22

В просторном холле министерства, когда Павел, воспользовавшись своей пухлой записной книжкой, позвонил по внутреннему телефону одному из тех, с кем собирался побеседовать глаза в глаза, все пять лет вынашивая в себе миг этой встречи, по телефону с ним заговорила женщина.

- Да, был такой, но сплыл, - сказала Павлу женщина, и мстительно как-то прозвучал ее голос.

- Он что, в командировке, в плавании? - спросил Павел. Это ведь было плавающее министерство.

- В плавание уходят, а не сплывают, - сказала женщина. - Вы кто, моряк?

- Сухопутный. Где мне его добыть?

- Откуда мне знать? Да и знать не хочу! Сплыл!

- Вы не огорчайтесь, он всегда был таким, - сказал Павел.

- Я огорчаюсь? Каким - таким?

- Сплывающим. Хотите, я ему от вашего имени морду набью? Скажите только, где его найти.

- А это идея! Если верить слухам, он пасется в магазине "Консервы" на ВДНХ. И скажите ему, что его презирают!

- От кого привет?

- Он поймет! - Женщина бросила, нет, швырнула трубку.

- Неплохой способ узнавать адрес человека, - сказал Павлу стоявший в очереди к телефону невысокий морячок в невероятно заломленной фуражке с потускневшим золотым "крабом". - Действительно пойдете сейчас кому-то бить морду?
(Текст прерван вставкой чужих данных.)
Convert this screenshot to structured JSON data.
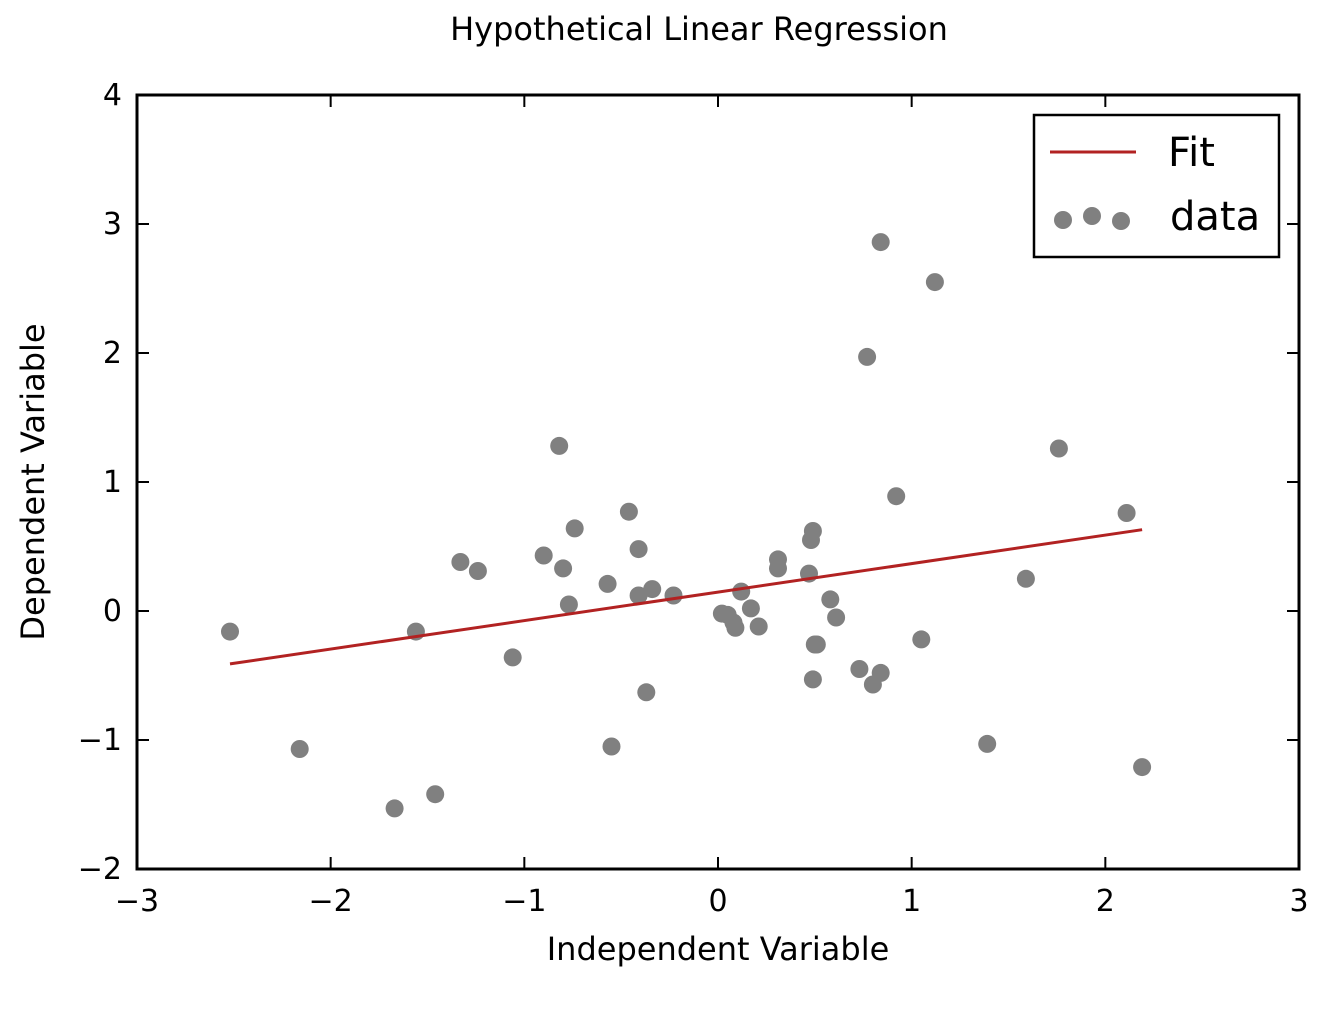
{
  "chart_data": {
    "type": "scatter",
    "title": "Hypothetical Linear Regression",
    "xlabel": "Independent Variable",
    "ylabel": "Dependent Variable",
    "xlim": [
      -3,
      3
    ],
    "ylim": [
      -2,
      4
    ],
    "xticks": [
      -3,
      -2,
      -1,
      0,
      1,
      2,
      3
    ],
    "yticks": [
      -2,
      -1,
      0,
      1,
      2,
      3,
      4
    ],
    "xtick_labels": [
      "−3",
      "−2",
      "−1",
      "0",
      "1",
      "2",
      "3"
    ],
    "ytick_labels": [
      "−2",
      "−1",
      "0",
      "1",
      "2",
      "3",
      "4"
    ],
    "grid": false,
    "legend_position": "top-right",
    "colors": {
      "data": "#808080",
      "fit": "#b22222"
    },
    "series": [
      {
        "name": "Fit",
        "type": "line",
        "x": [
          -2.52,
          2.19
        ],
        "y": [
          -0.41,
          0.63
        ]
      },
      {
        "name": "data",
        "type": "scatter",
        "x": [
          -2.52,
          -2.16,
          -1.67,
          -1.56,
          -1.46,
          -1.33,
          -1.24,
          -1.06,
          -0.9,
          -0.82,
          -0.8,
          -0.77,
          -0.74,
          -0.57,
          -0.55,
          -0.46,
          -0.41,
          -0.41,
          -0.37,
          -0.34,
          -0.23,
          0.02,
          0.05,
          0.08,
          0.09,
          0.12,
          0.17,
          0.21,
          0.31,
          0.31,
          0.47,
          0.48,
          0.49,
          0.49,
          0.5,
          0.51,
          0.58,
          0.61,
          0.73,
          0.77,
          0.8,
          0.84,
          0.84,
          0.92,
          1.05,
          1.12,
          1.39,
          1.59,
          1.76,
          2.11,
          2.19
        ],
        "y": [
          -0.16,
          -1.07,
          -1.53,
          -0.16,
          -1.42,
          0.38,
          0.31,
          -0.36,
          0.43,
          1.28,
          0.33,
          0.05,
          0.64,
          0.21,
          -1.05,
          0.77,
          0.12,
          0.48,
          -0.63,
          0.17,
          0.12,
          -0.02,
          -0.03,
          -0.09,
          -0.13,
          0.15,
          0.02,
          -0.12,
          0.33,
          0.4,
          0.29,
          0.55,
          -0.53,
          0.62,
          -0.26,
          -0.26,
          0.09,
          -0.05,
          -0.45,
          1.97,
          -0.57,
          -0.48,
          2.86,
          0.89,
          -0.22,
          2.55,
          -1.03,
          0.25,
          1.26,
          0.76,
          -1.21
        ]
      }
    ]
  }
}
- Не исключено, - сказал Павел, листая записную книжку. В этом министерстве и еще были люди, кому бы он мог позвонить. Павел нашел нужный номер, но телефон уже был занят, в трубку баритонил тот самый морячок в фуражке, заломленной именно так, как смеет это сделать очень бывалый, исходивший все моря и океаны человек морской приписки.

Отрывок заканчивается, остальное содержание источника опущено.